ただし、目標数値をただ立てるだけでは意味をなしません。「なぜその指標を選んだのか」「その目標達成がどう企業価値に結びつくのか」「どのようにしてKPIを達成するのか」という文脈が伴って初めて、投資家にとって価値のある情報となります。

金融庁の好事例集において、高く評価されている企業には共通する「情報の出し方」があります。それは、今まで述べてきた戦略やリスク管理との連動であり、長期的な環境変化や、過去の実績に対する分析です。
金融庁の好事例集を中心に、目標数値を明確に出している企業の事例から学んでみましょう。
ツムラは、自社のビジネスモデルに特有のリスクを管理するための指標設定が高いレベルで実行されています。まずは4つのサステナビリティ区分を設定し、それぞれの課題を明示し、目標数値を設定しています。
そのなかでも「生薬の安定調達」を課題にするのはツムラの独自性であり、単に「調達量」を追うだけでなく、「栽培地の多角化率」や「野生生薬から栽培生薬への切り替え比率」などをKPIとしています。

参照:有価証券報告書<サステナビリティ・ターゲット2027>|株式会社ツムラ
「自然資本への依存」という自社のリスクを具体的な数値目標に置き換えて管理している点が、戦略との一貫性において極めて優れていると評価されています。
日立製作所のサステナビリティ開示では、人財を強く推しています。さらにグローバルと日本での施策をそれぞれ別個に盛り込んでいます。その中で指標と目標では「デジタル人財の確保・育成」「従業員エンゲージメント強化」「多様な視点」の3つの観点から数値化しています。

参照:有価証券報告書 新経営計画における経営指標|株式会社日立製作所
「従業員エンゲージメント」では、実際の社内調査の数値を公表しており、当初目標の肯定的回答率68%を達成したことで、あらたな目標を設定しています。これらの数値達成の裏には、上司―部下間のコミュニケーション強化や、中期的な成長戦略の共有、ウェルビーイング施策の強化などがあることも有価証券報告書に明示されています。
味の素ではサステナビリティ、気候変動、生物多様性、人的資本のそれぞれでガバナンス、戦略、リスク管理、指標及び目標を明示しています。
その中で指標及び目標では、図表のようにまとめています。特に食に関した健康と栄養の項目が特徴的で、栄養バランスの良い製品を21億食提供や、減塩・減糖製品の提供などの数値目標を挙げています。

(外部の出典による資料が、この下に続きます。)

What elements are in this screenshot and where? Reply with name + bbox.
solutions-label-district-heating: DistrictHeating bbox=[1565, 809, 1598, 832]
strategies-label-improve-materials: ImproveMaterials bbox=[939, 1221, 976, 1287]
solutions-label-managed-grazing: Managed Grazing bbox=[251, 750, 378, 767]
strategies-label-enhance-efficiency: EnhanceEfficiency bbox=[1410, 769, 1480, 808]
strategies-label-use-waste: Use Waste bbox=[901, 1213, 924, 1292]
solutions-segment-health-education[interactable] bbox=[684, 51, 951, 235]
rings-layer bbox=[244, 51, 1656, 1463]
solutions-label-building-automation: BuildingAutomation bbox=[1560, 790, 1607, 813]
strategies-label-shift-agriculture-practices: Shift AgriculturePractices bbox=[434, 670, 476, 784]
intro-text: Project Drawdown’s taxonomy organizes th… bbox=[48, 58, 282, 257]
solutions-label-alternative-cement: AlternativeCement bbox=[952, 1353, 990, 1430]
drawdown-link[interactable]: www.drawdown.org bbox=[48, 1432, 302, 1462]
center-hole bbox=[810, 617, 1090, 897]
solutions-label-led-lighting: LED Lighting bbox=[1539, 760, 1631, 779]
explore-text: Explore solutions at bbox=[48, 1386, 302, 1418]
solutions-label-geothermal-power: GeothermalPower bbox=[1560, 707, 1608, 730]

参照:有価証券報告書 主な取組みと目標・KPI|味の素株式会社
小売・金融を軸とする丸井グループは「将来世代の未来を共に創る」「一人ひとりの『好き』を駆動する経済を創る」「働く人の『フロー』を生み出す社会を創る」の3つをテーマに掲げています。そして、それぞれにKPIを設定するとともに、財務価値の金額も明記しています。

参照:有価証券報告書 指標と目標|株式会社丸井グループ

指標及び目標は、いままで設定してきたガバナンス・戦略・リスク管理に対する企業の回答や意思表示となります。ここできっちりとした数値目標を挙げることで、サステナビリティに対してどれだけ本格的に取り組んでいるかを投資家に提示できます。
今回の事例で見たように、ツムラでは漢方を扱っているからこそ生薬の調達はビジネスの要であり、そこに対するサステナビリティ投資は他社には真似できない、さらに自社の財務価値を高める取り組みとなります。
また日立はグローバル企業であるからこそ、人材の確保は国内だけでなく海外企業との取り合いになります。そのため人財への投資はビジネス課題となり、サステナビリティ投資として必須のものとなっています。
なお「指標及び目標」は一度決めたら変えられない「足かせ」ではありません。市場環境や事業戦略の変化に合わせて、分析をして指標をアップデートしていくプロセスそのものが、企業の柔軟性(レジリエンス)を示すことになります。